4. The method according to claim 1, wherein each direct data placement pattern includes a corresponding I/O context.

5. The method according to claim 1, wherein each direct data placement pattern includes a corresponding connection path for direct placement of a payload corresponding to the detected application header in a memory that is utilized by the application.

6. The method according to claim 1, wherein initiating direct data placement includes:

extracting information corresponding to the detected application header; and

mapping a payload of the detected applications header to a memory based on the direct data placement pattern.

7. The method according to claim 6, wherein the memory is a predetermined region of memory associated with the application.

8. The method according to claim 1, further comprising generating only one interrupt of a host processor for the network adapter for each message.

9. The method according to claim 1, wherein when initiating direct data placement of data associated with the application packet header is performed, a host processor for the network adapter does not perform copy and checksum processing.

10. The method according to claim 1, wherein the network protocol is TCP/IP.

11. The method according to claim 1, wherein the network protocol is SNA.

12. The method according to claim 1, wherein the network protocol is IPX.

13. A network adapter, comprising:

an interface to a protocol-based network; and

a packet classifier, the packet classifier detecting an application packet header, the application packet header belonging to a packet in a data stream associated with an application that uses the protocol, the packet classifier identifying offsets included within the application header, loading a plurality of registers with the identified offsets, and initiating direct data placement of data associated with the application packet header when a result of masking a set of values corresponding to a direct data placement pattern with contents of the loaded registers matches one of at least one direct data placement pattern, each direct data placement pattern being associated with an application packet header.

14. The network adapter according to claim 13, wherein a plurality of direct data placement patterns are available for masking with the contents of the loaded registers.

15. The network adapter according to claim 14, wherein the packet classifier masks each of the plurality direct data placement patterns with contents of the loaded registers.

16. The network adapter according to claim 13, wherein each direct data placement pattern includes a corresponding I/O context.

17. The network adapter according to claim 13, wherein each direct data placement pattern includes a corresponding connection path for direct placement of a payload corresponding to the detected application header in a memory that is utilized by the application.

18. The network adapter according to claim 13, wherein when the packet classifier initiates direct data placement, the packet classifier extracts information corresponding to the detected application header and DMA-s a payload of the detected applications header to a memory based on the direct data placement pattern.

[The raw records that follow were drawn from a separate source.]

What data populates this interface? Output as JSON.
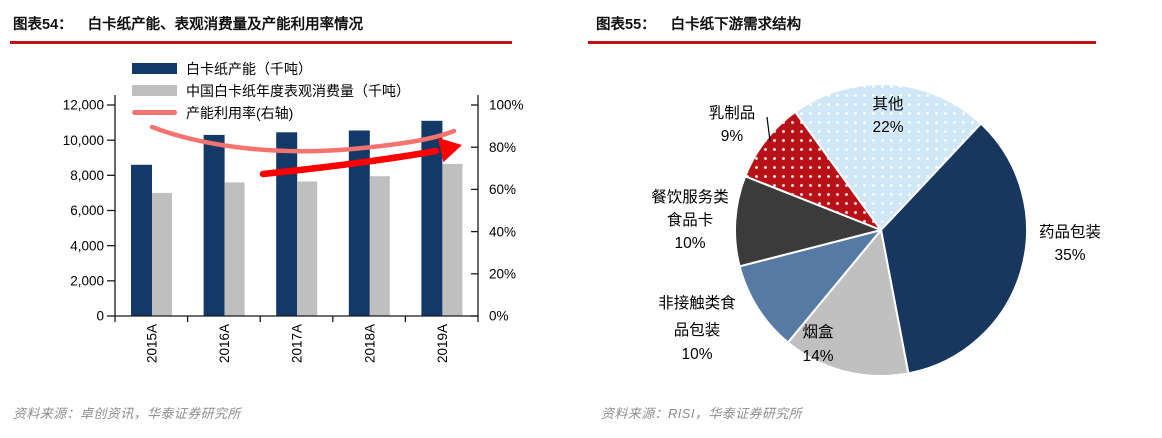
{
  "figures": {
    "left": {
      "label": "图表54：",
      "title": "白卡纸产能、表观消费量及产能利用率情况",
      "source": "资料来源：卓创资讯，华泰证券研究所"
    },
    "right": {
      "label": "图表55：",
      "title": "白卡纸下游需求结构",
      "source": "资料来源：RISI，华泰证券研究所"
    }
  },
  "colors": {
    "title_rule": "#c51218",
    "capacity_bar": "#133968",
    "consumption_bar": "#bfbfbf",
    "utilization_line": "#f3736e",
    "annotation_arrow": "#fd0000",
    "source_text": "#8e8e8e"
  },
  "chart_data": [
    {
      "id": "whitecard-capacity-consumption-utilization",
      "type": "bar",
      "subtype": "combo-bar-line-dual-axis",
      "title": "白卡纸产能、表观消费量及产能利用率情况",
      "categories": [
        "2015A",
        "2016A",
        "2017A",
        "2018A",
        "2019A"
      ],
      "series": [
        {
          "key": "capacity",
          "name": "白卡纸产能（千吨）",
          "type": "bar",
          "axis": "left",
          "color": "#133968",
          "values": [
            8600,
            10300,
            10450,
            10550,
            11100
          ]
        },
        {
          "key": "consumption",
          "name": "中国白卡纸年度表观消费量（千吨）",
          "type": "bar",
          "axis": "left",
          "color": "#bfbfbf",
          "values": [
            7000,
            7600,
            7650,
            7950,
            8650
          ]
        },
        {
          "key": "utilization",
          "name": "产能利用率(右轴)",
          "type": "line",
          "axis": "right",
          "color": "#f3736e",
          "values_pct": [
            81,
            74,
            73,
            75,
            78
          ],
          "style": "hand-drawn swoosh curve plus bright red up-trend arrow annotation"
        }
      ],
      "left_axis": {
        "min": 0,
        "max": 12000,
        "step": 2000,
        "tick_labels": [
          "0",
          "2,000",
          "4,000",
          "6,000",
          "8,000",
          "10,000",
          "12,000"
        ]
      },
      "right_axis": {
        "min": 0,
        "max": 100,
        "step": 20,
        "tick_labels": [
          "0%",
          "20%",
          "40%",
          "60%",
          "80%",
          "100%"
        ]
      },
      "grid": false,
      "legend_position": "top-left"
    },
    {
      "id": "whitecard-downstream-demand",
      "type": "pie",
      "title": "白卡纸下游需求结构",
      "start_angle_deg": -36,
      "direction": "clockwise",
      "slices": [
        {
          "key": "other",
          "label": "其他",
          "pct": 22,
          "color": "#cfe7f6",
          "pattern": "white-dots",
          "label_lines": [
            "其他",
            "22%"
          ]
        },
        {
          "key": "pharma-packaging",
          "label": "药品包装",
          "pct": 35,
          "color": "#17375e",
          "label_lines": [
            "药品包装",
            "35%"
          ]
        },
        {
          "key": "cigarette-box",
          "label": "烟盒",
          "pct": 14,
          "color": "#c0c0c0",
          "label_lines": [
            "烟盒",
            "14%"
          ]
        },
        {
          "key": "non-contact-food-packaging",
          "label": "非接触类食品包装",
          "pct": 10,
          "color": "#567aa4",
          "label_lines": [
            "非接触类食",
            "品包装",
            "10%"
          ]
        },
        {
          "key": "food-service-card",
          "label": "餐饮服务类食品卡",
          "pct": 10,
          "color": "#3b3b3b",
          "label_lines": [
            "餐饮服务类",
            "食品卡",
            "10%"
          ]
        },
        {
          "key": "dairy",
          "label": "乳制品",
          "pct": 9,
          "color": "#b81118",
          "pattern": "white-dots",
          "label_lines": [
            "乳制品",
            "9%"
          ]
        }
      ]
    }
  ]
}
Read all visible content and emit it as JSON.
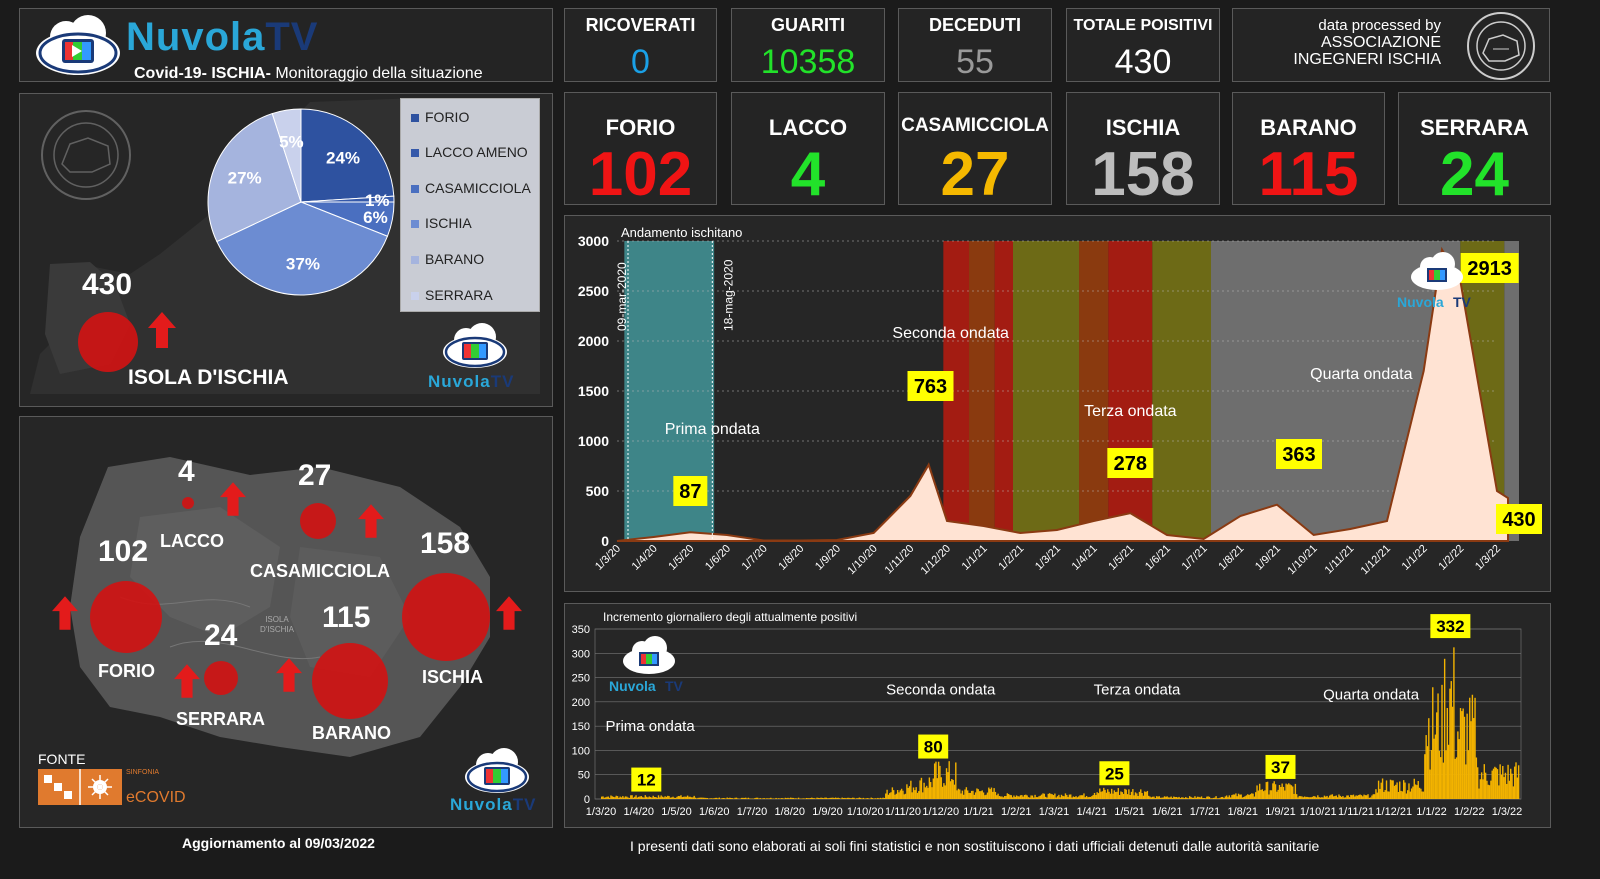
{
  "header": {
    "brand_main": "Nuvola",
    "brand_accent": "TV",
    "subtitle_bold": "Covid-19- ISCHIA-",
    "subtitle_rest": " Monitoraggio della situazione"
  },
  "stats": [
    {
      "label": "RICOVERATI",
      "value": "0",
      "color": "#1aa0e6"
    },
    {
      "label": "GUARITI",
      "value": "10358",
      "color": "#22e22a"
    },
    {
      "label": "DECEDUTI",
      "value": "55",
      "color": "#9a9a9a"
    },
    {
      "label": "TOTALE POISITIVI",
      "value": "430",
      "color": "#ffffff"
    }
  ],
  "credit": {
    "line1": "data processed by",
    "line2": "ASSOCIAZIONE",
    "line3": "INGEGNERI ISCHIA"
  },
  "towns": [
    {
      "label": "FORIO",
      "value": "102",
      "color": "#f01414"
    },
    {
      "label": "LACCO",
      "value": "4",
      "color": "#22e22a"
    },
    {
      "label": "CASAMICCIOLA",
      "value": "27",
      "color": "#f5b800"
    },
    {
      "label": "ISCHIA",
      "value": "158",
      "color": "#bdbdbd"
    },
    {
      "label": "BARANO",
      "value": "115",
      "color": "#f01414"
    },
    {
      "label": "SERRARA",
      "value": "24",
      "color": "#22e22a"
    }
  ],
  "island_panel": {
    "total": "430",
    "label": "ISOLA D'ISCHIA",
    "pie": {
      "slices": [
        {
          "name": "FORIO",
          "pct": 24,
          "label": "24%",
          "color": "#2e52a0"
        },
        {
          "name": "LACCO AMENO",
          "pct": 1,
          "label": "1%",
          "color": "#3559aa"
        },
        {
          "name": "CASAMICCIOLA",
          "pct": 6,
          "label": "6%",
          "color": "#4a6fc0"
        },
        {
          "name": "ISCHIA",
          "pct": 37,
          "label": "37%",
          "color": "#6c8cd2"
        },
        {
          "name": "BARANO",
          "pct": 27,
          "label": "27%",
          "color": "#a5b4de"
        },
        {
          "name": "SERRARA",
          "pct": 5,
          "label": "5%",
          "color": "#c9d1ec"
        }
      ]
    }
  },
  "map_panel": {
    "items": [
      {
        "num": "4",
        "label": "LACCO"
      },
      {
        "num": "27",
        "label": "CASAMICCIOLA"
      },
      {
        "num": "102",
        "label": "FORIO"
      },
      {
        "num": "158",
        "label": "ISCHIA"
      },
      {
        "num": "24",
        "label": "SERRARA"
      },
      {
        "num": "115",
        "label": "BARANO"
      }
    ],
    "island_text_1": "ISOLA",
    "island_text_2": "D'ISCHIA",
    "fonte": "FONTE",
    "sinfonia": "SINFONIA",
    "ecovid": "eCOVID"
  },
  "chart_data": [
    {
      "type": "area",
      "title": "Andamento ischitano",
      "ylim": [
        0,
        3000
      ],
      "yticks": [
        "0",
        "500",
        "1000",
        "1500",
        "2000",
        "2500",
        "3000"
      ],
      "x_ticks": [
        "1/3/20",
        "1/4/20",
        "1/5/20",
        "1/6/20",
        "1/7/20",
        "1/8/20",
        "1/9/20",
        "1/10/20",
        "1/11/20",
        "1/12/20",
        "1/1/21",
        "1/2/21",
        "1/3/21",
        "1/4/21",
        "1/5/21",
        "1/6/21",
        "1/7/21",
        "1/8/21",
        "1/9/21",
        "1/10/21",
        "1/11/21",
        "1/12/21",
        "1/1/22",
        "1/2/22",
        "1/3/22"
      ],
      "x": [
        "1/3/20",
        "1/4/20",
        "1/5/20",
        "1/6/20",
        "1/7/20",
        "1/8/20",
        "1/9/20",
        "1/10/20",
        "1/11/20",
        "15/11/20",
        "1/12/20",
        "1/1/21",
        "1/2/21",
        "1/3/21",
        "1/4/21",
        "1/5/21",
        "1/6/21",
        "1/7/21",
        "1/8/21",
        "1/9/21",
        "1/10/21",
        "1/11/21",
        "1/12/21",
        "1/1/22",
        "15/1/22",
        "1/2/22",
        "1/3/22",
        "9/3/22"
      ],
      "values": [
        0,
        40,
        87,
        60,
        5,
        5,
        10,
        80,
        450,
        763,
        200,
        150,
        80,
        110,
        200,
        278,
        60,
        20,
        250,
        363,
        60,
        120,
        200,
        1700,
        2913,
        2600,
        500,
        430
      ],
      "annotations": [
        "87",
        "763",
        "278",
        "363",
        "2913",
        "430"
      ],
      "wave_labels": [
        "Prima ondata",
        "Seconda ondata",
        "Terza ondata",
        "Quarta ondata"
      ],
      "date_markers": [
        "09-mar-2020",
        "18-mag-2020"
      ]
    },
    {
      "type": "bar",
      "title": "Incremento giornaliero degli attualmente positivi",
      "ylim": [
        0,
        350
      ],
      "yticks": [
        "0",
        "50",
        "100",
        "150",
        "200",
        "250",
        "300",
        "350"
      ],
      "x_ticks": [
        "1/3/20",
        "1/4/20",
        "1/5/20",
        "1/6/20",
        "1/7/20",
        "1/8/20",
        "1/9/20",
        "1/10/20",
        "1/11/20",
        "1/12/20",
        "1/1/21",
        "1/2/21",
        "1/3/21",
        "1/4/21",
        "1/5/21",
        "1/6/21",
        "1/7/21",
        "1/8/21",
        "1/9/21",
        "1/10/21",
        "1/11/21",
        "1/12/21",
        "1/1/22",
        "1/2/22",
        "1/3/22"
      ],
      "annotations": [
        "12",
        "80",
        "25",
        "37",
        "332"
      ],
      "wave_labels": [
        "Prima  ondata",
        "Seconda ondata",
        "Terza ondata",
        "Quarta ondata"
      ]
    }
  ],
  "footer": {
    "update": "Aggiornamento al  09/03/2022",
    "disclaimer": "I presenti dati sono elaborati ai soli fini statistici e non sostituiscono i dati ufficiali detenuti dalle autorità sanitarie"
  }
}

19. The network adapter according to claim 18, wherein the memory is a predetermined region of memory associated with the application.

20. The network adapter according to claim 13, wherein the packet classifier generates only one interrupt of a host processor for the network adapter for each TCP message.

21. The network adapter according to claim 13, wherein when the packet classifier initiates direct data placement of data associated with the application packet header is performed, a host processor for the network adapter does not perform copy and checksum processing.

22. The network according to claim 13, wherein the network protocol is TCP/IP.

23. The network according to claim 13, wherein the network protocol is SNA.

24. The network according to claim 13, wherein the network protocol is IPX.